Rave Events At LA Coliseum To Pass Security, Planning Checks

Ban lifted in Nov. after teen's death

LOS ANGELES (CBS) — Rave events can still be held at Los Angeles Memorial Coliseum and the adjacent Sports Arena, but organizers will be required to submit detailed security and operational plans at least two months in advance for review by the Coliseum Commission, the panel decided Wednesday.

Coliseum Commission member Rick Caruso made a motion to re-impose a moratorium on raves that was enacted in June after 15-year-old Sasha Rodriguez, who attended the Electric Daisy Carnival at the Coliseum, died from complications of Ecstasy intoxication.

The commission voted in November to lift that ban.

But Caruso eventually agreed to a suggestion by commission member and county Supervisor Zev Yaroslavsky, who said rave organizers should be required to submit plans 60 days in advance so the commission can review them.
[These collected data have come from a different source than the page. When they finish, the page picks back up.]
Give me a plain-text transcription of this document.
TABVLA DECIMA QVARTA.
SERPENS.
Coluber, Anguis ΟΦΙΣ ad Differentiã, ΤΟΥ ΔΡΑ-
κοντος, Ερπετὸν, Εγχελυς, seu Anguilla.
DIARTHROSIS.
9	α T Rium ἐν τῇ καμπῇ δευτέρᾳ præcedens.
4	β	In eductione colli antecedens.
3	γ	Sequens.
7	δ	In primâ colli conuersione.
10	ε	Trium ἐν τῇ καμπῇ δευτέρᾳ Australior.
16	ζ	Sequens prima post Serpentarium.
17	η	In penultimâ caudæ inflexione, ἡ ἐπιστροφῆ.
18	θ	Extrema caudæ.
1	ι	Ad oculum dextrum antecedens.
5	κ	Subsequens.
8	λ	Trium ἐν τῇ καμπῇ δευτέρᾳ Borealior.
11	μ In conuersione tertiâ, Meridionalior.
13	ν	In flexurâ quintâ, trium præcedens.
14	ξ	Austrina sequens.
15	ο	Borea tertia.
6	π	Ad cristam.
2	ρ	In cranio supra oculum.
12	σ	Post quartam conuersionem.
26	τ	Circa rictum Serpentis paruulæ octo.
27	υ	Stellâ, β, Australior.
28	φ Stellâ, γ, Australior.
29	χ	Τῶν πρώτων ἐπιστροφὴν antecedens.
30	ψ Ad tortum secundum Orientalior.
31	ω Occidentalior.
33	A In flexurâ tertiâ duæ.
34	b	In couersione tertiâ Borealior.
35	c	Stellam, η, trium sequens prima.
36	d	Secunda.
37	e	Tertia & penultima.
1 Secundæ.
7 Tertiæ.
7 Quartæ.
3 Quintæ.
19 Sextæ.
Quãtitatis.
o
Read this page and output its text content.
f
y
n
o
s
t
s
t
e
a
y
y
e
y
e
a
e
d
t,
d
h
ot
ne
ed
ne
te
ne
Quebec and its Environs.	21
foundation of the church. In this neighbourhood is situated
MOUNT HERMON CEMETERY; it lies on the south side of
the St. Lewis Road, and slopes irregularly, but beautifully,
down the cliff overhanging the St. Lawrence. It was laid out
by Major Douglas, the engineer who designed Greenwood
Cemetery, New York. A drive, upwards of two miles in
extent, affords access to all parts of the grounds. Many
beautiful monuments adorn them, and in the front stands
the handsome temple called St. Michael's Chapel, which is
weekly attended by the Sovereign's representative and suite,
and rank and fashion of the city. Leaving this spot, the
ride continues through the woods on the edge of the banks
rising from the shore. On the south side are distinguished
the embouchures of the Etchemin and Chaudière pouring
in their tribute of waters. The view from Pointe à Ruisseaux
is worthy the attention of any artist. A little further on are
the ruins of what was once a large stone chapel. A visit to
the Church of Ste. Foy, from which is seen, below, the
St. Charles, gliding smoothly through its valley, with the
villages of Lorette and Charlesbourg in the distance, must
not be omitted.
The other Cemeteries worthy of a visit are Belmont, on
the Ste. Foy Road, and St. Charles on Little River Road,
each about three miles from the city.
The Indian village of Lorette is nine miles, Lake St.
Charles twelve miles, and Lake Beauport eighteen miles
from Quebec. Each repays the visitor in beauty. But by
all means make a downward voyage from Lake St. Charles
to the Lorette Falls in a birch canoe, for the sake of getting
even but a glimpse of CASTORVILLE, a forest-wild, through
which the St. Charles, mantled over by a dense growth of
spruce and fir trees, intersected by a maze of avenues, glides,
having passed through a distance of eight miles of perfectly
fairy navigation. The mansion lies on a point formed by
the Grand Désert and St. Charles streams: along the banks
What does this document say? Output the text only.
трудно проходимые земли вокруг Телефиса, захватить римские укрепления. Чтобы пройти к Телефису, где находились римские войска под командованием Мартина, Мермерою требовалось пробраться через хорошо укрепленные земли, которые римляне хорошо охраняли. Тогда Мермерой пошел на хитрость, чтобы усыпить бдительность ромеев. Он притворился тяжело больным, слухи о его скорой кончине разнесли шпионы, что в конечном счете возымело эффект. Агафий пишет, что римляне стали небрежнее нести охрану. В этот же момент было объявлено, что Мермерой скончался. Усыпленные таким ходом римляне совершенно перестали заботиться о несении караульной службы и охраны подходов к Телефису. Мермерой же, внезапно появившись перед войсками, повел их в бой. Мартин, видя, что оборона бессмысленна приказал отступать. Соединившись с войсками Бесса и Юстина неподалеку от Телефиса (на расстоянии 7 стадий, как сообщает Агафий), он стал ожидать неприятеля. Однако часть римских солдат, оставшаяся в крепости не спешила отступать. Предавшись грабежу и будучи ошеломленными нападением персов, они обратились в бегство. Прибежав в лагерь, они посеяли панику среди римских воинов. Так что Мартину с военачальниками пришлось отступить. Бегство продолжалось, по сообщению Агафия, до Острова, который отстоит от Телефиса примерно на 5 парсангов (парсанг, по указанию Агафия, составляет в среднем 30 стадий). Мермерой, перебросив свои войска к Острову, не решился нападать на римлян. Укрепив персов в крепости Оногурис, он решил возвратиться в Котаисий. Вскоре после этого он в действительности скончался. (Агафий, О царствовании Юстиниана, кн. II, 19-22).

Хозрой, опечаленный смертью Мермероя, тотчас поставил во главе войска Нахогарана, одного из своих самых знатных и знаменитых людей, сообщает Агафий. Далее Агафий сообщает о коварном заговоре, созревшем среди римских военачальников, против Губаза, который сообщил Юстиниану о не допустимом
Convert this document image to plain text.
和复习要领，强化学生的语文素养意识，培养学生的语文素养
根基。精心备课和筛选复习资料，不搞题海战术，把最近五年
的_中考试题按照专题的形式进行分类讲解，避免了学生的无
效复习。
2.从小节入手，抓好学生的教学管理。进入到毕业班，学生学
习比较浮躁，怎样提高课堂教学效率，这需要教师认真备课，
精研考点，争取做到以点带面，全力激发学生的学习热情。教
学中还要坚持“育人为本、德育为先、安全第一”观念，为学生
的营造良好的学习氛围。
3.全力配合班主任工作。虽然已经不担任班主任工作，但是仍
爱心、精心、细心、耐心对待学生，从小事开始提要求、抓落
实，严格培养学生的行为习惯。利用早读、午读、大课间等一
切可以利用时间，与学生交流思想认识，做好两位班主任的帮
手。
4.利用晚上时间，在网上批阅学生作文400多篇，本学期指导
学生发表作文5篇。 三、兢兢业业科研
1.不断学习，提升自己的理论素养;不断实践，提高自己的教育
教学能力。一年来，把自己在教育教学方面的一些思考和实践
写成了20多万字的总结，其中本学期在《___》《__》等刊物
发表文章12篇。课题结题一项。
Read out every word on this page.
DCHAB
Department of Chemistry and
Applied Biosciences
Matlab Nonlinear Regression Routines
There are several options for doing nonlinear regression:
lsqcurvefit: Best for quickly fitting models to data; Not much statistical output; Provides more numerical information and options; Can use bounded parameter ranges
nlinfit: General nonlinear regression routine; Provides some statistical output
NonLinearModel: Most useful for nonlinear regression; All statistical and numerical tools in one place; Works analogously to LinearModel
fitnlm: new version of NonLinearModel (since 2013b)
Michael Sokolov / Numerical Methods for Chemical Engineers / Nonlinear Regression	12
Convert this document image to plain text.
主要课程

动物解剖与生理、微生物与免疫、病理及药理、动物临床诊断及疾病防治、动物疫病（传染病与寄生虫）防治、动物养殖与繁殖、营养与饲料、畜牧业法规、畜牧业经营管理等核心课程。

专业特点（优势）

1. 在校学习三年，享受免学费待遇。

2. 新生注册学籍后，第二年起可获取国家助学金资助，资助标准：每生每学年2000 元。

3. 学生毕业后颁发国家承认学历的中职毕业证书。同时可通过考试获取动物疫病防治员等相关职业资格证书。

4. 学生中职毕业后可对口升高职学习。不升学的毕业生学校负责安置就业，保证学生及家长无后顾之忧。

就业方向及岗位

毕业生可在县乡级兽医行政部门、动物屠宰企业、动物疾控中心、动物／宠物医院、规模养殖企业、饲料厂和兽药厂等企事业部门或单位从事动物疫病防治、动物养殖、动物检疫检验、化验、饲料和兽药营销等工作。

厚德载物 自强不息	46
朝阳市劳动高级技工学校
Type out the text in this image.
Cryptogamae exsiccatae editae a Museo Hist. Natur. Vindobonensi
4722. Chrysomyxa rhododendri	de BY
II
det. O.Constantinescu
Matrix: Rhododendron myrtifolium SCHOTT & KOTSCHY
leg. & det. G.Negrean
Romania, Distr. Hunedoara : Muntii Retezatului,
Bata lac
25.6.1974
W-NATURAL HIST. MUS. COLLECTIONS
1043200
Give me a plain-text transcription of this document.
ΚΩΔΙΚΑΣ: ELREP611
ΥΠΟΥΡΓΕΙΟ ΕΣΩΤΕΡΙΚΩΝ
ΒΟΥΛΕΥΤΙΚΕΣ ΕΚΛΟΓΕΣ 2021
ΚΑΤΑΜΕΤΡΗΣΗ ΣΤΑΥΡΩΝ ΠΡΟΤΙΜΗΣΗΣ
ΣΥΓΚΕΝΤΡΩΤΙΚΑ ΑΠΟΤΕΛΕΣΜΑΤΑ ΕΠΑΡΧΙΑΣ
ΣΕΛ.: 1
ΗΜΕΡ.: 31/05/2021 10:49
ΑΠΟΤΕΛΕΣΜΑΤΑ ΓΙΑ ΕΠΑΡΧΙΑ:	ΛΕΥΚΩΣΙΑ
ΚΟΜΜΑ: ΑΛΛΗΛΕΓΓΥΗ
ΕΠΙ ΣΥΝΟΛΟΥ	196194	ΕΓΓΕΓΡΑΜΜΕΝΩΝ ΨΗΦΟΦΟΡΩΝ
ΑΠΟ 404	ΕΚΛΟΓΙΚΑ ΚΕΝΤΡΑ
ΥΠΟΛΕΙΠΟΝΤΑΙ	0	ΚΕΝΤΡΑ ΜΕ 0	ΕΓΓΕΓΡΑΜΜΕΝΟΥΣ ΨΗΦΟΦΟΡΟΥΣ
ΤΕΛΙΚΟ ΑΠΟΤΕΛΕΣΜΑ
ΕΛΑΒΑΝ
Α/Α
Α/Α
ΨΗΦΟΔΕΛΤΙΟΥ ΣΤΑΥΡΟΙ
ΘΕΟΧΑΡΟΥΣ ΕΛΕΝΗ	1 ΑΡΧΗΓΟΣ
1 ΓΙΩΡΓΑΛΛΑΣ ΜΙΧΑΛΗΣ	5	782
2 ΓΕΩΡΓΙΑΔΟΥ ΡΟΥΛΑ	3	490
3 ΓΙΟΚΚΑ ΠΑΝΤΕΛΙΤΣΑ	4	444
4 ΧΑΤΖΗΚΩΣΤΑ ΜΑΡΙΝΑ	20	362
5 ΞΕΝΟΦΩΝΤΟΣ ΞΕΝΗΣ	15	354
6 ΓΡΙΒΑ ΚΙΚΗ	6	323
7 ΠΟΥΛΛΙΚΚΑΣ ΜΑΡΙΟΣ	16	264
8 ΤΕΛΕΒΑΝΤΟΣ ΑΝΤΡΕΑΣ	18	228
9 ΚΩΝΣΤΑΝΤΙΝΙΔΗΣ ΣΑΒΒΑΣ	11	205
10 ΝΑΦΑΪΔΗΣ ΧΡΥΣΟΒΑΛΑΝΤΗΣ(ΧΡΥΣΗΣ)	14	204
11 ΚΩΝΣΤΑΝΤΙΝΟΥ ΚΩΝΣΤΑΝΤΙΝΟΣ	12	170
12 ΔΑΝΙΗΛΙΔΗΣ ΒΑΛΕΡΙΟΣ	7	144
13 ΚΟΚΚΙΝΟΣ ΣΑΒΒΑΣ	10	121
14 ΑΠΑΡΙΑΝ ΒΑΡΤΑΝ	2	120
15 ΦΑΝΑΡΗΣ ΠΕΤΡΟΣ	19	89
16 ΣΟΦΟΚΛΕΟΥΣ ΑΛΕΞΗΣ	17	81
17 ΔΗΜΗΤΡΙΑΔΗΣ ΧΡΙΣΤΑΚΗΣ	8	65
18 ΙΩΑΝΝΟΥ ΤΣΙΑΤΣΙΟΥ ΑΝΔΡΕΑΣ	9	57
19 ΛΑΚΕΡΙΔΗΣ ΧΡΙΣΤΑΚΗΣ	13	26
The commission would then determine whether to issue permits for the event.

Coliseum officials said there is only one rave planned at the venue between now and June — the Electric Daisy Carnival.

On Tuesday, Yaroslavsky and Supervisor Don Knabe, who is also a member of the commission, called for a new set of safety measures at all electronic music festivals. The measures are based on recommendations included in a Nov. 5 Department of Public Health report put together with help from police, promoters and public health officials.

The safety measures suggested by the report include:
— requiring rave-goers to be at least 18;
— giving wristbands to anyone 21 or older, so that concession workers could tell who was old enough to drink alcohol;
— instituting “cool-off” breaks during the show;
— closing all raves down by 2 a.m.;
— briefing event staffers about drug overdose symptoms and heat
exhaustion; and
— requiring that medical personnel be on site in case of an emergency.

Public service announcements would be made, and warnings about Ecstasy and other drugs would be given out.

Coliseum General Manager Pat Lynch said earlier that the commission lifted the ban based on reviews of how raves were successfully handled Aug. 21 and Oct. 23 at the Sports Arena. Permits for those raves had been issued prior to the moratorium being imposed.

About 80 people were arrested at the Love Festival at the Sports Arena, and 16 people were treated by paramedics or taken to hospitals. At Monster Massive in October, about 40 people were arrested, and 16 people treated for medical conditions.